Cloud Sketch II - pastel

The next two were done from my workroom window. I've put my desk in front of the window to make the most of the light but also so I can be distracted by the birds on the feeder in the garden. They keep me entertained with all their antics.

Cloud Sketch III - pastel

It was a sunny and warm weekend and I managed to get out for a couple of hours for a walk on the beach. It blew the cobwebs away nicely and now I'm all set for the busy week ahead. There's lots of mount cutting, labelling, packing and wrapping to do ready for the show. I'd better get my skates on....

Tuesday, 7 September 2010

On a roll....

Another for the series and I'm on a roll..... (which is good as the exhibition starts in 11 days! Yikes! Lots of mount cutting, framing and labelling to be done.)

Shifting Sands
17x17cm acrylic on paper
© Lisa Le Quelenec 2010

I used gritty texture paste in the sand ripples for this one. The highlights catch nicely on the rough texture in just the same way that light catches on the sand.

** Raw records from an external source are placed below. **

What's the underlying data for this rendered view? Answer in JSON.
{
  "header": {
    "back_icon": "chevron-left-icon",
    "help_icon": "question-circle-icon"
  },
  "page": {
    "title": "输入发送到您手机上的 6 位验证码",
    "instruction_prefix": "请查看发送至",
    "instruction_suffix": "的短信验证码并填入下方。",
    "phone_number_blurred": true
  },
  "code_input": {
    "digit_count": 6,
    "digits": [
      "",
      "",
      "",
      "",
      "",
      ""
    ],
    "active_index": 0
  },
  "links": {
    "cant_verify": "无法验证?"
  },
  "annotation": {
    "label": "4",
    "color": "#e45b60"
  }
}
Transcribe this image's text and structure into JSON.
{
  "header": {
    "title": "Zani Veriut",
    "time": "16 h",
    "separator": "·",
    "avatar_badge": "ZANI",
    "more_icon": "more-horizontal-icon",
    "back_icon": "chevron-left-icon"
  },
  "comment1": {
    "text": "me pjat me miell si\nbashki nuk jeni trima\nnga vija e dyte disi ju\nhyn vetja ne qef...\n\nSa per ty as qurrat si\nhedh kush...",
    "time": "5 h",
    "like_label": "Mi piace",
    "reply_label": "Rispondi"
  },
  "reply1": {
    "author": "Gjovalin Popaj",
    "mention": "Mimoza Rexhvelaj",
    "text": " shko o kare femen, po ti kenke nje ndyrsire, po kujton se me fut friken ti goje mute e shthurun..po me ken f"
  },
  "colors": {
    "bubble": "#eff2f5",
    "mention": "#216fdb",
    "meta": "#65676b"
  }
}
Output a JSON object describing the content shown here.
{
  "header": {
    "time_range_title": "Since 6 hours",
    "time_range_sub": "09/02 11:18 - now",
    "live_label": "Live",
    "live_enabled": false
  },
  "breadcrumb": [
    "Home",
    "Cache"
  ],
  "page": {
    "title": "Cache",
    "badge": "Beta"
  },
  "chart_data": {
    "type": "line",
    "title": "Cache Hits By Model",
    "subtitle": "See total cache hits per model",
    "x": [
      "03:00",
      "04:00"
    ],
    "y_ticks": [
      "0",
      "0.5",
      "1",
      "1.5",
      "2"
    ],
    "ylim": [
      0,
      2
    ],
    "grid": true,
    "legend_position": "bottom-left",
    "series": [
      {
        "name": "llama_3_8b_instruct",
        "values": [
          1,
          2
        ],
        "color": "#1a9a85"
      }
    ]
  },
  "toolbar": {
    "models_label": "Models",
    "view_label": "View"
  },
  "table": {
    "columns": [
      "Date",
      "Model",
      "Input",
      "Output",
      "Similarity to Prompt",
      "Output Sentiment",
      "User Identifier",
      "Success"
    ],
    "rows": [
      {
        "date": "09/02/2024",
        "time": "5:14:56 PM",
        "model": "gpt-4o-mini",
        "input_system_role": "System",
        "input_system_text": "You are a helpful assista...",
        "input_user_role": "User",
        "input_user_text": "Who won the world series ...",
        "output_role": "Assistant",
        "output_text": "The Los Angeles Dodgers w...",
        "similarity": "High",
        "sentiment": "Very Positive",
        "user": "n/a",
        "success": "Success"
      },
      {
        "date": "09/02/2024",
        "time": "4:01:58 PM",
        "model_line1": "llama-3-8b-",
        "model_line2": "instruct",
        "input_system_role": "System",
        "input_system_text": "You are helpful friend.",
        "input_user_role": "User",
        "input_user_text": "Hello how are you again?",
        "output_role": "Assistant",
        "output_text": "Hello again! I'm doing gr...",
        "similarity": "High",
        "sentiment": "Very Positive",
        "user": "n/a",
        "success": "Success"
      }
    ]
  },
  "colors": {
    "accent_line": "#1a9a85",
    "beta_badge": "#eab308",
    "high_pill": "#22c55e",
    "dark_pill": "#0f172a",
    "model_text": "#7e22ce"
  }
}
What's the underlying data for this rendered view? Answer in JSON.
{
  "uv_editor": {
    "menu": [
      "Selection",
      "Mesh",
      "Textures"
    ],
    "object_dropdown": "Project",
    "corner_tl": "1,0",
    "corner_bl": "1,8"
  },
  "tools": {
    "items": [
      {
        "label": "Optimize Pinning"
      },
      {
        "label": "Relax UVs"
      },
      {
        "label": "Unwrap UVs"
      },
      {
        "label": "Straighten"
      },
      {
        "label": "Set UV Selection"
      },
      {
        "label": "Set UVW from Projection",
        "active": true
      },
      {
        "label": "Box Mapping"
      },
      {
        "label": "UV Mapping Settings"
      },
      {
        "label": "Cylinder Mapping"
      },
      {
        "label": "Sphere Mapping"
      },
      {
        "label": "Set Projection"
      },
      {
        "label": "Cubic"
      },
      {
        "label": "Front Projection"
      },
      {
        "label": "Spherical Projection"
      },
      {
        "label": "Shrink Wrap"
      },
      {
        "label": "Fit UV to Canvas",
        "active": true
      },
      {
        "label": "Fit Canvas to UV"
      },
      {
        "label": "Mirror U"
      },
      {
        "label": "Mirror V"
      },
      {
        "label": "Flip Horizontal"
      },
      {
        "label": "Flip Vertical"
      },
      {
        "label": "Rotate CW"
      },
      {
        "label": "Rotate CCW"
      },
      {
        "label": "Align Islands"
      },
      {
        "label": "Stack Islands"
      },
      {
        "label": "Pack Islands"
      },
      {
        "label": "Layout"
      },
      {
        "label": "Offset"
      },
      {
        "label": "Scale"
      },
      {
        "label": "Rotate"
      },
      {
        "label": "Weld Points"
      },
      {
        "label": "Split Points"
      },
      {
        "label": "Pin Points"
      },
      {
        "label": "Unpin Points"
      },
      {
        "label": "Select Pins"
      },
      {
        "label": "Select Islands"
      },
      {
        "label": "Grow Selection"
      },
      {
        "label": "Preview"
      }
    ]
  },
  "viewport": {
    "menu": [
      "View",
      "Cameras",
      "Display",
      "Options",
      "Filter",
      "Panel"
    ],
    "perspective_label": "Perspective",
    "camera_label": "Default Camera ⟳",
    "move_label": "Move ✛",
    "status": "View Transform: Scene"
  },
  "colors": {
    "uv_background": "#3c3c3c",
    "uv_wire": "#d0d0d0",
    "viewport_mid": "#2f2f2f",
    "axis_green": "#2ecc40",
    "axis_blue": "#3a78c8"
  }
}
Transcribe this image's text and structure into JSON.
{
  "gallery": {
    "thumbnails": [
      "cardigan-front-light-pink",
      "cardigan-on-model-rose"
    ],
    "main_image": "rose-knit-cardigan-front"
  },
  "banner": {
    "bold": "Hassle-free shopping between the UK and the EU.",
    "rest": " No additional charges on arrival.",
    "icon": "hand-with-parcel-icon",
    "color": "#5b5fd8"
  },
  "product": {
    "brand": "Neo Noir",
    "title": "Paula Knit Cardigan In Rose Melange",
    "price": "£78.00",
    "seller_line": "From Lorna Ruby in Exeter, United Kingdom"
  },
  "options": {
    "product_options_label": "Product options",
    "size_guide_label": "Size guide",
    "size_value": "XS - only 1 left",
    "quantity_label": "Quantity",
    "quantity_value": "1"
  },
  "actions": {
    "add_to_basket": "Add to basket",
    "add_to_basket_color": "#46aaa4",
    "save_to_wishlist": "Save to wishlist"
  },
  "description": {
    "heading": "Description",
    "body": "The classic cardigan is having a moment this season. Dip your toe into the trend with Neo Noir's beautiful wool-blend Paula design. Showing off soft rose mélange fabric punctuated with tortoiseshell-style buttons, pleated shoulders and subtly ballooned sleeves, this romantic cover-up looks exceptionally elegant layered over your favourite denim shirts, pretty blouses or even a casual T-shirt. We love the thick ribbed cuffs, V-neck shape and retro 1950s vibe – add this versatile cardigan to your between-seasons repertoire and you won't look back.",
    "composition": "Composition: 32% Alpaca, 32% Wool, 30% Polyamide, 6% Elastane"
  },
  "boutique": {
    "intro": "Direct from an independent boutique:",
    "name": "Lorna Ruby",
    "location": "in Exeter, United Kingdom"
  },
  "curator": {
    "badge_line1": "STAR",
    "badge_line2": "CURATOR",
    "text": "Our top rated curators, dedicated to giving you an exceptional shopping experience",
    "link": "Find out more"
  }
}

Thursday, 2 September 2010

Exploring sand ripples

An element that I return to often in my work is the ripple patterns made in sand by the sea and wind. I like the repetitiveness and graduation in scale that can give my beachscapes a sense of huge depth. Here is one of the first paintings I did of sand ripples from a few years back, it's of Chapel Rock in Perranporth, Cornwall one of my favourite spots. I kept this as it was a bit of a turning point painting for me although I might put it into the next Hayloft Exhibition. It might be time to send it out into the world.

Chapel Path
24x34cm acrylic on paper

For the new paintings I wanted the sand patterns to be more of a primary element in their own right. After making sketches to establish the light direction and shadows and a test piece using texture paste I began the first painting of what I think will be a new series. I love using acrylic mediums and have a few texture mediums that I like to use. I like the grittiness of sand and flint mediums and don't get me started on glaze medium - I go through gallons of that stuff! I love to slowly build up sheer glazes of juicy colour that glow. Colour seems to vibrate when it's built up this way rather than just mixing on the palette.

(as yet untitled)
18x28cm acrylic on paper

For the next painting I wanted to show more of a recession in the size and formation of the ripples.

(as yet untitled)
18x28cm acrylic on paper

Can you help? Title ideas, gratefully received - at the moment I'm stumped what to call them.